How does ethnicity come into play? Dermatologists are well aware of ethnic variation of skin physiology. Darker skin patients are much less likely to develop skin cancers, on the flip side they are more likely to have hyperpigmentation & keloid scarring. Ethnic patients also have a thicker dermal layer that has very little in the way of broken collagen. Sagging is thus a value of lax or stretched collagen (AKA Springs). Hence with heating of the dermis, collagen in ethnics are more likely to contract, providing skin tightening. This is why skin tightening devices are popular in Asian & Middle Eastern countries- because they have a higher (not absolute) chance of working!

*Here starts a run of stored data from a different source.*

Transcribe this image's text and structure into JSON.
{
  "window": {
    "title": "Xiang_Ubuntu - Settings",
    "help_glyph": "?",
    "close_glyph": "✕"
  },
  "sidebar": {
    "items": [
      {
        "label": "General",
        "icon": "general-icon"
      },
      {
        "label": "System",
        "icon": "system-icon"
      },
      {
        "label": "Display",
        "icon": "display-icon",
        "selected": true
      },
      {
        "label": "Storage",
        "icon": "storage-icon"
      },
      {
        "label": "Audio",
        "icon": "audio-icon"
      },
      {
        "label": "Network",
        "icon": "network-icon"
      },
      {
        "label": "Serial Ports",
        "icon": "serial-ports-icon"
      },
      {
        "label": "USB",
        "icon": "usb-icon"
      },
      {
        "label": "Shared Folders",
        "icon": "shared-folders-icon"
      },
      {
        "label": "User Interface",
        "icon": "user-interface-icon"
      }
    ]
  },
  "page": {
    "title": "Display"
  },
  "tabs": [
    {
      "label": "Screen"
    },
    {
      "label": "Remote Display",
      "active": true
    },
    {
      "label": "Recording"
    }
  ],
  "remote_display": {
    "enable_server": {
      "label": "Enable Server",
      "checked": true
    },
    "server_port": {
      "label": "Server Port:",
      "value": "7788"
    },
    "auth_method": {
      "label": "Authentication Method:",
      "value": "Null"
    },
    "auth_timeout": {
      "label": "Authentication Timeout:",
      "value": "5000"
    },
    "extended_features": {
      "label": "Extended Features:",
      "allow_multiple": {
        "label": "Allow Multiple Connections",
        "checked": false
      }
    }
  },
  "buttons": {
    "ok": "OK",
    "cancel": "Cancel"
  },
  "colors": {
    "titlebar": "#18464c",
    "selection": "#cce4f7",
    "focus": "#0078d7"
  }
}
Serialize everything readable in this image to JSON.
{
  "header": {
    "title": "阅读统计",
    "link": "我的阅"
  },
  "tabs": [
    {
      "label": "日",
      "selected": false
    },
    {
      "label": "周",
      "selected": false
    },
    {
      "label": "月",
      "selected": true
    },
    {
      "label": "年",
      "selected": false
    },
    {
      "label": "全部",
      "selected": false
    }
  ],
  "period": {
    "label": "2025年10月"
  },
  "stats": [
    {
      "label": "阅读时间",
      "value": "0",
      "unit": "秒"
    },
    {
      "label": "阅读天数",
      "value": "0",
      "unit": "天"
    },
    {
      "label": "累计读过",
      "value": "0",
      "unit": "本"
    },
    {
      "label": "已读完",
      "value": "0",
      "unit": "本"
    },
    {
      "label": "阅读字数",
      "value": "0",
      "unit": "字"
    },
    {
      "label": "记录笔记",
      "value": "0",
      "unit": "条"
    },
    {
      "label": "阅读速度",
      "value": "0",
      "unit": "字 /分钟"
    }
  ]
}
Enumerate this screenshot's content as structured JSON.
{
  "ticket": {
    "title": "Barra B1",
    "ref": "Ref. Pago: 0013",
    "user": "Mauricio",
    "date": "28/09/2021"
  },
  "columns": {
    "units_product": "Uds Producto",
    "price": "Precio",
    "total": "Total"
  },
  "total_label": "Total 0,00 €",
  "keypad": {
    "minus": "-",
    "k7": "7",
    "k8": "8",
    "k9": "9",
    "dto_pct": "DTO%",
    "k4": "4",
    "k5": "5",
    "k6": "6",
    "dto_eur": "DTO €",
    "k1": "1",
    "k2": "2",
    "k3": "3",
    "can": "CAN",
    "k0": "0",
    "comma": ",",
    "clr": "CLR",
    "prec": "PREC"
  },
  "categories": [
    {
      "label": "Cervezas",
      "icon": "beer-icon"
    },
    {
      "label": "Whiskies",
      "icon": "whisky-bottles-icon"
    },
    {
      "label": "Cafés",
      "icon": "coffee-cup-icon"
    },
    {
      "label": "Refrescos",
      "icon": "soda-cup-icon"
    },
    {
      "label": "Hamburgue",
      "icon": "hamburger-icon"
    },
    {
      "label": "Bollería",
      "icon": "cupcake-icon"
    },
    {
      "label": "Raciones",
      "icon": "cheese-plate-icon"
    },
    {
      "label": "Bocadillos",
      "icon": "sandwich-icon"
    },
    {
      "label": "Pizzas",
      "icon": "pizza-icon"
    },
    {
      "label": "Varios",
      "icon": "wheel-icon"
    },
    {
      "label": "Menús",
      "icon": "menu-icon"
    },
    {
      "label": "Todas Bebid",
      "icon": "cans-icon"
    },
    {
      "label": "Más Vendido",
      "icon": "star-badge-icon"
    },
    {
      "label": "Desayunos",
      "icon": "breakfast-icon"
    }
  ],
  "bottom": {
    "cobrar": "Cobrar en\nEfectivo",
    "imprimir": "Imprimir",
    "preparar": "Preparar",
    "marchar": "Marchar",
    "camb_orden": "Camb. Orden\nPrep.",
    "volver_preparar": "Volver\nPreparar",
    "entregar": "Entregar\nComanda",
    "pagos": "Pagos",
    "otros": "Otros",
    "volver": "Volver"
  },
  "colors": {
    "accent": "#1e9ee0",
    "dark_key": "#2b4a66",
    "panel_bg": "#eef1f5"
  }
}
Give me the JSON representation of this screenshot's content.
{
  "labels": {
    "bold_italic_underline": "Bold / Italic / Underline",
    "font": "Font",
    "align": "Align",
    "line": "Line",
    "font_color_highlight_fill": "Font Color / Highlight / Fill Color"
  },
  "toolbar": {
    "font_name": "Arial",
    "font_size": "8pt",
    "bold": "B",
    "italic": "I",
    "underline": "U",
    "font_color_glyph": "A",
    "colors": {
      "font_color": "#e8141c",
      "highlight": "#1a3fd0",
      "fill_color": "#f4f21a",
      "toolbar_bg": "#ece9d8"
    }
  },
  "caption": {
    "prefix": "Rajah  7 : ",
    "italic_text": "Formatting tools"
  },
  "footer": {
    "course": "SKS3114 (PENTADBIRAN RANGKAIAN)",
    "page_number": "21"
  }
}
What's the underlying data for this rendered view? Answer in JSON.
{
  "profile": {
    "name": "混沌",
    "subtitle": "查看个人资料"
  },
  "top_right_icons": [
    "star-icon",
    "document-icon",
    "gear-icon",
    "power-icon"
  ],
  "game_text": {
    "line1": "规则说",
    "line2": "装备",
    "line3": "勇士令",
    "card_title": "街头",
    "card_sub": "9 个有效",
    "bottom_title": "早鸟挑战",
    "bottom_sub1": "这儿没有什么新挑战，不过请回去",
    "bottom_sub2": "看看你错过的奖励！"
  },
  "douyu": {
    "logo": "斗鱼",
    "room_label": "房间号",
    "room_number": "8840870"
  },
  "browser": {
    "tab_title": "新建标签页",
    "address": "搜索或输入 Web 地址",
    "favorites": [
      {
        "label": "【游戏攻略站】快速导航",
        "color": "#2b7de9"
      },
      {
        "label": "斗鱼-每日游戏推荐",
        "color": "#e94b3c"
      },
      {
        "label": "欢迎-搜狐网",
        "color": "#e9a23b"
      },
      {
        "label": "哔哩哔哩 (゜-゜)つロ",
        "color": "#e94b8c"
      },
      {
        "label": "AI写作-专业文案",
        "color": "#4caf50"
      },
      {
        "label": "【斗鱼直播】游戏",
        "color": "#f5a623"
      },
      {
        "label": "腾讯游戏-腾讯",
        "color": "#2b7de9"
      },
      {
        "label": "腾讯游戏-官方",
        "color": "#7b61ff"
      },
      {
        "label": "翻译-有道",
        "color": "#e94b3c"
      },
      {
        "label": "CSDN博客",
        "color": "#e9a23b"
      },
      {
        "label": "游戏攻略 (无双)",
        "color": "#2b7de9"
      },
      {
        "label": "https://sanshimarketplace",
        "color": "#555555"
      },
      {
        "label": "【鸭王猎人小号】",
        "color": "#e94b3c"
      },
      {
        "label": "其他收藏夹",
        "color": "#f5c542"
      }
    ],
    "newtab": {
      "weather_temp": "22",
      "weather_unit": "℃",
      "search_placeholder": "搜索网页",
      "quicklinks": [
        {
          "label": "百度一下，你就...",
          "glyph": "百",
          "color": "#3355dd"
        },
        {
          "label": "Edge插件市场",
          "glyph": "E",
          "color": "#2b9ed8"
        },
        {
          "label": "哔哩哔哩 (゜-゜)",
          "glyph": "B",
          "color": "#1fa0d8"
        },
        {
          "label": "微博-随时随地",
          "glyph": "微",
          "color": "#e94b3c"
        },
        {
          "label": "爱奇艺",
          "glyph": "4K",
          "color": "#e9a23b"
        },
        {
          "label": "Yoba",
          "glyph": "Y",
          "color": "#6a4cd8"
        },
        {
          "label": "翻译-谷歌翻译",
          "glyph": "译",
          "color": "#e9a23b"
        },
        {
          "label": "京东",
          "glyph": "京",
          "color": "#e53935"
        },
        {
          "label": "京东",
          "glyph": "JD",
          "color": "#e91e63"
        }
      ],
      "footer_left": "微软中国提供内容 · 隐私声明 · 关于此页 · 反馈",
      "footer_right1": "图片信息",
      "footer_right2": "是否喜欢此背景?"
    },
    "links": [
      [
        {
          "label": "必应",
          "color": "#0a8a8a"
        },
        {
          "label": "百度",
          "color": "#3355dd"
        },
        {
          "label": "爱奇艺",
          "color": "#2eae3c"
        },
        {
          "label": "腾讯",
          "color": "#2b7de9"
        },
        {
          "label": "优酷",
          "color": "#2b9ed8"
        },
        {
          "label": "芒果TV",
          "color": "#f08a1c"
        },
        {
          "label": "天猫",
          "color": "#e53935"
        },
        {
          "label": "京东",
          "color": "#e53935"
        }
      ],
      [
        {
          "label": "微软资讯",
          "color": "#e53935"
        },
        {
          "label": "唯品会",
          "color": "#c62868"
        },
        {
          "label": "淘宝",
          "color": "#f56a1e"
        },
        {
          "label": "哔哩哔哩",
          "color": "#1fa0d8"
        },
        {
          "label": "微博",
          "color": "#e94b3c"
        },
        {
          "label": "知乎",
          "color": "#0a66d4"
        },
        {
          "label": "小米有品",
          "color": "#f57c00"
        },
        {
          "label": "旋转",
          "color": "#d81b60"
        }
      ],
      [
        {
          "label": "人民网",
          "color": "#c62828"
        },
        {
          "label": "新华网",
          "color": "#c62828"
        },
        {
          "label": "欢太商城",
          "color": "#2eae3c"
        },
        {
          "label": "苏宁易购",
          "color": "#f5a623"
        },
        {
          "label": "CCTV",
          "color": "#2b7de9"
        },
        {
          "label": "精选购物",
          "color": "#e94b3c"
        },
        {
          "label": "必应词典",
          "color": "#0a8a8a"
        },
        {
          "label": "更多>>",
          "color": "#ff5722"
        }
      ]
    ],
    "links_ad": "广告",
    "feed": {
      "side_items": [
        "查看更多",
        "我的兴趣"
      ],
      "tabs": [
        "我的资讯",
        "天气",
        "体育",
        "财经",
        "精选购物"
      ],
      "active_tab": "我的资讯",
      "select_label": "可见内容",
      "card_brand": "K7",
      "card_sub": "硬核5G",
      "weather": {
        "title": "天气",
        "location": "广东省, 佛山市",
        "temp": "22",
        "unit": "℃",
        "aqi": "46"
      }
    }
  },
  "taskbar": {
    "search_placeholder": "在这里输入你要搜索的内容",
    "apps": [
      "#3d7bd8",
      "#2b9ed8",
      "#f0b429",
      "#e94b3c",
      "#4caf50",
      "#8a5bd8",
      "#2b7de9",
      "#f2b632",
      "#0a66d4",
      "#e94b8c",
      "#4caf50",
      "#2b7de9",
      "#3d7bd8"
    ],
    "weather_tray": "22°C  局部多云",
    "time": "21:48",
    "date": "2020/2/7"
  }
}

So, if one has significant sun damage, is skin tightening an absolute lost cause? No, once again speaking generally, the chances of ‘no downtime’ skin tightening will not live up to your expectations. There are however more predictable ways to tighten skin. The gold standard is a deep plane facelift, followed by a short scar or mini-S-facelift. Nothing comes close in the context of severe laxity. Threads? Yes, barbed threads or conical thread lifting (eg. Silhouette or Mint) can be effective. I am tending to use them less frequently as the results rarely last longer than a year. The newer monofilament MINT (Minimally Invasive Non-Surgical Threads) are better, especially when combined with heating devices.
Ablative lasers or deep chemical peels can improve the quality of collagen via a process called neocollagenesis. These treatments ablate & coagulates old elastosis, tightening up coils & forming new ‘springs.’ The downside? Downtime. For predictable results, expect a downtime of at least 8-10 days, depending on the depth of ablation. CO2 lasers have a longer recovery, however they provide more collagen tightening than erbium.
Another treatment that I utilize for skin laxity is off label collagen stimulating fillers, or hyper diluted Radiesse (Calcium Hydroxyl Apatite). This bespoke dermal filler can be mixed with saline & lidocaine, concentration depending on the amount of atrophy, wrinkles, sun damage & location. For patients who have a significant amount of sun damage, I find this method of dermal filling more predictable than with energy devices (Tempsure, Ultherapy, Ulthera, Thermage, Pelleve).